27-5 Multithreading a simple stencil calculation

Computational science is replete with algorithms that require the entries of an array to be filled in with values that depend on the values of certain already computed neighboring entries, along with other information that does not change over the course of the computation. The pattern of neighboring entries does not change during the computation and is called a stencil. For example, Section 15.4 presents a stencil algorithm to compute a longest common subsequence, where the value in entry $c[i, j]$ depends only on the values in $c[i - 1, j]$, $c[i, j - 1]$, and $c[i - 1, j - 1]$, as well as the elements $x_i$ and $y_j$ within the two sequences given as inputs. The input sequences are fixed, but the algorithm fills in the two-dimensional array $c$ so that it computes entry $c[i, j]$ after computing all three entries $c[i - 1, j]$, $c[i, j - 1]$, and $c[i - 1, j - 1]$.

In this problem, we examine how to use nested parallelism to multithread a simple stencil calculation on an $n \times n$ array $A$ in which, of the values in $A$, the value placed into entry $A[i, j]$ depends only on values in $A[i' , j']$, where $i' \le i$ and $j' \le j$ (and of course, $i' \ne i$ or $j' \ne j$). In other words, the value in an entry depends only on values in entries that are above it and/or to its left, along with static information outside of the array. Furthermore, we assume throughout this problem that once we have filled in the entries upon which $A[i, j]$ depends, we can fill in $A[i, j]$ in $\Theta(1)$ time (as in the $\text{LCS-LENGTH}$ procedure of Section 15.4).

We can partition the $n \times n$ array $A$ into four $n / 2 \times n / 2$ subarrays as follows:

$$ A = \begin{pmatrix} A_{11} & A_{12} \\ A_{21} & A_{22} \tag{27.11} \end{pmatrix} . $$

Observe now that we can fill in subarray $A_{11}$ recursively, since it does not depend on the entries of the other three subarrays. Once $A_{11}$ is complete, we can continue to fill in $A_{12}$ and $A_{21}$ recursively in parallel, because although they both depend on $A_{11}$ , they do not depend on each other. Finally, we can fill in $A_{22}$ recursively.

a. Give multithreaded pseudocode that performs this simple stencil calculation using a divide-and-conquer algorithm $\text{SIMPLE-STENCIL}$ based on the decomposition $\text{(27.11)}$ and the discussion above. (Don't worry about the details of the base case, which depends on the specific stencil.) Give and solve recurrences for the work and span of this algorithm in terms of $n$. What is the parallelism?

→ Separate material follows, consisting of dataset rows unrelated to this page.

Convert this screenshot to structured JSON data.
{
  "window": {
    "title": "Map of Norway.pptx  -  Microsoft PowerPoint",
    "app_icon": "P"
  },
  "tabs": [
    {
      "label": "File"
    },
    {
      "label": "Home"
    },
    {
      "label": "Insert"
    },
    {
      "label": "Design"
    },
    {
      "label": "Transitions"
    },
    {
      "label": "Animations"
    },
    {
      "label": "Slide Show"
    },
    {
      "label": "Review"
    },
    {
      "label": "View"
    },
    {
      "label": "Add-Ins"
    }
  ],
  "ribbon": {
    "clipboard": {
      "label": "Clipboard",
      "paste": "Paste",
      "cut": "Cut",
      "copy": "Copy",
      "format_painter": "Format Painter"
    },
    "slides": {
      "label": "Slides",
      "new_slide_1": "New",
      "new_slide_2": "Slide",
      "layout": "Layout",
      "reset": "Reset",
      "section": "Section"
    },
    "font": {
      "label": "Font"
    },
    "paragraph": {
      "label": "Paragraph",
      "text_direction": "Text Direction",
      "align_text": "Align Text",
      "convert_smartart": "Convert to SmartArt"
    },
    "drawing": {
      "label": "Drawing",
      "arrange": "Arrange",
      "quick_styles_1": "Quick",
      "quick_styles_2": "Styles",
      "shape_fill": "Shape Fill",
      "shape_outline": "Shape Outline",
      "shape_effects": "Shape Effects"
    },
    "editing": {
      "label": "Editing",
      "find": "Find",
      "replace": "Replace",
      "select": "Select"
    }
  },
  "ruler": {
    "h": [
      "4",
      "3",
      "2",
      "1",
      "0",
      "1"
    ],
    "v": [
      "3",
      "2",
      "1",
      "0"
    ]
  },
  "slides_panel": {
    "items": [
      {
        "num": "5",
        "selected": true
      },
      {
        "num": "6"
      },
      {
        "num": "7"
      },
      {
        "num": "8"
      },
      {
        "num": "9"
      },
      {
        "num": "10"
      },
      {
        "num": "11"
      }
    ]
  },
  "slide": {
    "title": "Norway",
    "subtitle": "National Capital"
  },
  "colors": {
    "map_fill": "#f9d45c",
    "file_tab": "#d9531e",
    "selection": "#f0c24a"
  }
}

b. Modify your solution to part (a) to divide an $n \times n$ array into nine $n / 3 \times n / 3$ subarrays, again recursing with as much parallelism as possible. Analyze this algorithm. How much more or less parallelism does this algorithm have compared with the algorithm from part (a)?

c. Generalize your solutions to parts (a) and (b) as follows. Choose an integer $b \ge 2$. Divide an $n \times n$ array into $b^2$ subarrays, each of size $n / b \times n / b$, recursing with as much parallelism as possible. In terms of $n$ and $b$, what are the work, span, and parallelism of your algorithm? Argue that, using this approach, the parallelism must be $o(n)$ for any choice of $b \ge 2$. ($\textit{Hint:}$ For this last argument, show that the exponent of $n$ in the parallelism is strictly less than $1$ for any choice of $b \ge 2$.)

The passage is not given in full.